A doctor out biking with her family dropped by, looked at it, and put his wrist across his belly to make him more comfortable. She was very reassuring. She was so sweet I wanted to ask her if she was a GP or internist, if she was taking new patients, but it just seemed terribly inappropriate. She was probably a pediatrician, anyway. Aren't pediatricians always the nicest? If they're not, they'd just have shrieking kids all the time.

But I digress. Eventually the paramedics came, and I paid close attention to how they did the splint. Could come in handy someday.

It's true, though, that facing my fears minimizes them. I think what I'm afraid of most is what my imagination comes up with. Reality is almost never as bad.

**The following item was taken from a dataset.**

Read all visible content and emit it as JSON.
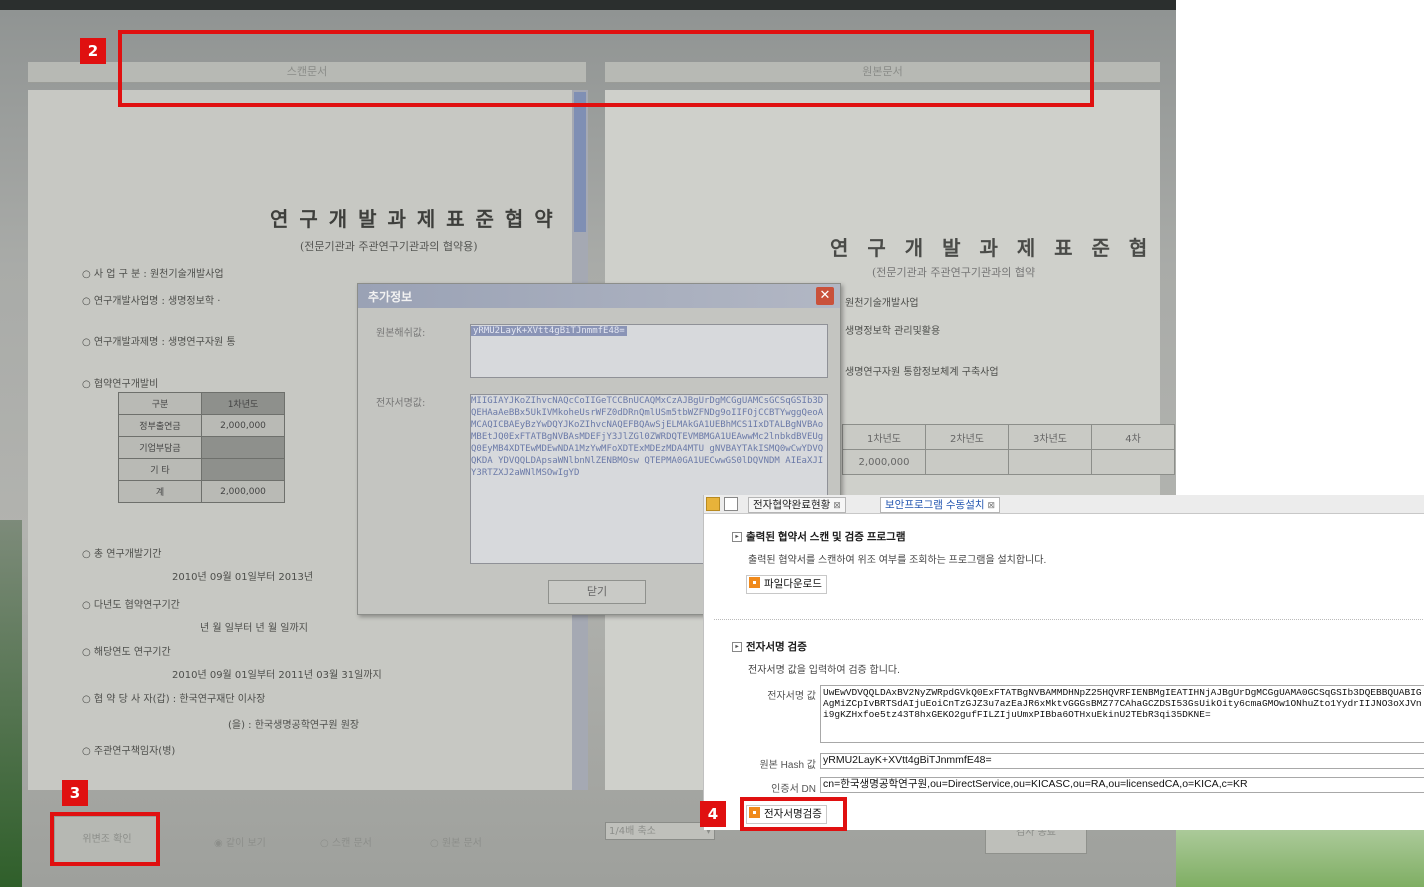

So, there's this guy I talk to sometimes on the skates, who is always asking me where my husband is. He's a tease, and he makes cracks that I thought rather lacked in taste. Not that I mind, of course, but some people might take offense, especially if they'd just met him. Yesterday he told me a joke involving the made-up diseases "tolio", "kneesles", and "smallcox", which made me laugh. We had a brief discussion about my inability to be offended, and he said, "That means you have a good sense of humor."

So I told him Sam's favorite "Farmer Brown" joke, which involves a farmer falling asleep in church and a minister asking him religion-related questions to embarrass him into staying awake. The farmer gets the questions right because, although he doesn't hear the questions, an old lady pokes him in the back with her umbrella to wake him up, leading him to shout the correct answers "God Almighty!", "Jesus Christ!". The punchline, in "answer" to the question "What did Mary say to Joseph when he approached her about having another child?", is Farmer Brown saying "If you poke that thing at me one more time, I'm going to break it over your head!"

So, he didn't get the joke at first. Then he said, "I'm very religious," which freaked me out. Was he joking? It's the kind of joke he might make. Nevertheless, I apologized. I told him that I had considered that beforehand, and that he seemed like an irreverent kind of person so I figured he'd take the joke in the spirit in which it was intended, even if he was religious. My grandmother was very religious, too, and she laughed 'til she had tears in her eyes.

I'm not really sure what his point was, here. Was he trying to tell me he was offended? He told me not to feel bad, and that he thought it was a good joke. So why say "I'm very religious", right then? To explain why he didn't get it right away? He said later that he's slow with punchlines. I don't know.

So I felt awful. Still do. Even though intellectually I don't feel that I should. Basically, it's up to him now if he wants to associate with me, knowing that I'll tell a joke like that. We shall see.

The joke does not, after all, put down religious folks or question the religion. It's just a play on how people take the Lord's name in vain. I suppose if you take that commandment very seriously, the joke could be offensive, but even the most religious folks in my family still say "Oh my God" on a fairly regular basis. The older folks like to say "Oh, Lord". Mom's mom, back when she still had pep, said "Holy Moses, bless my soul" if she was really surprised by something.

At any rate, I won't be making any assumptions from now about how religion figures into a person's sense of humor.